CT scans undertaken while investigating for bronchiectasis could not have identified PAVMs. Nodules or mass-like circular or elliptical, defined, uniform shadows can be manifestations of PAVMs on plain CT. However, our patient had bronchiectasis at the right middle lobe and left lingular segment, precisely where PAVMs developed, thus causing difficulties with identifying PAVM shadows. We suspected PAVM from the unexplained dyspnea on the plain CT findings. We then further assessed the findings of reconstructed 3D-CECT imaging, which is useful for identifying abnormal pulmonary shunts and pulmonary vascular fistulas, and for evaluating feeding and drainage vessels.

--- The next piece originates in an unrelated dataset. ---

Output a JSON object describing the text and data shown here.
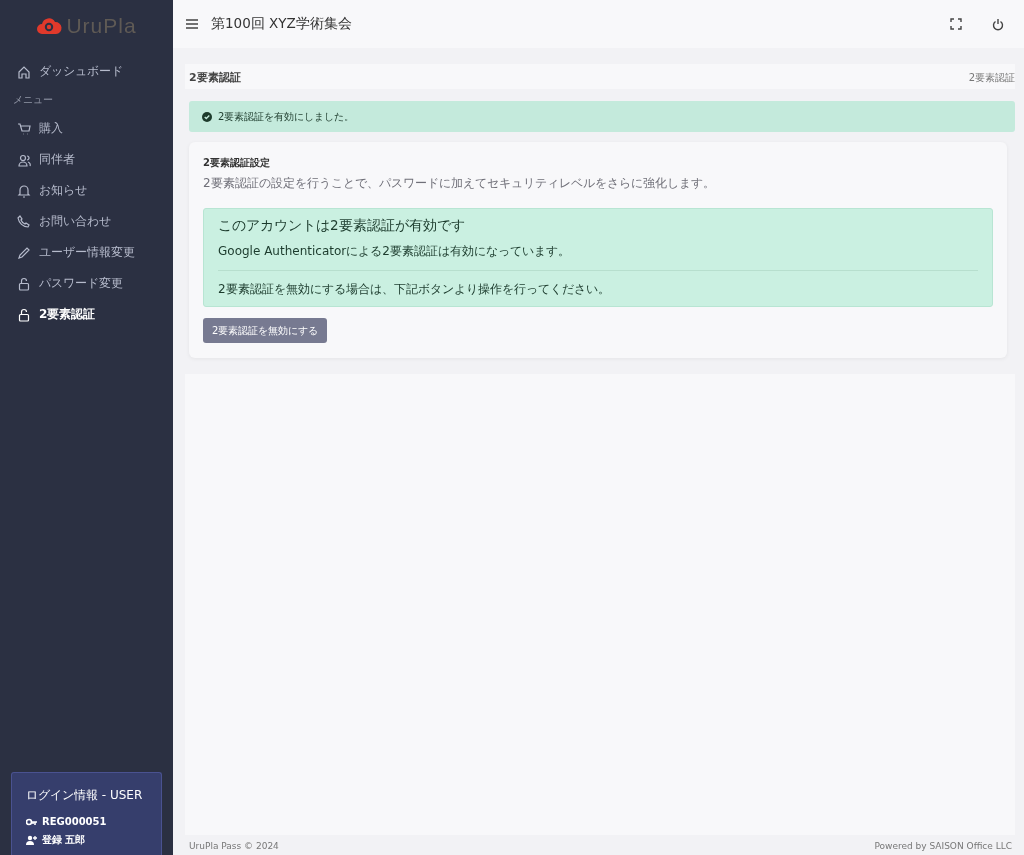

Previously, pulmonary vascular shunts were surgically resected to treat PAVMs, whereas pulmonary vascular coil embolization is now the first choice of treatment due to advances in endovascular techniques [12, 13]. Our patient was treated by coil embolization without any complications, and oxygenation was regained, thus avoiding the need to inhale supplemental oxygen. However, she developed pneumonia and new shunt lesions that also required embolization. Her clinical condition has remained stable, but she is under follow-up to monitor recurrence and the further development of new pulmonary shunt lesions.

In summary, we describe a patient for whom reconstructed 3D-CECT images were helpful to conclude a diagnosis of acquired PAVMs associated with bronchiectasis. Some patients with bronchiectasis-associated PAVMs might be misdiagnosed, and a subset of patients might have “hidden” PAVMs. Therefore, hidden PAVMs should be considered when patients with bronchiectasis present with dyspnea that cannot be explained only by airway lesions. Reconstructed 3D-CECT images might be more widely applied to assess patients with hypoxemia on a background of bronchiectasis.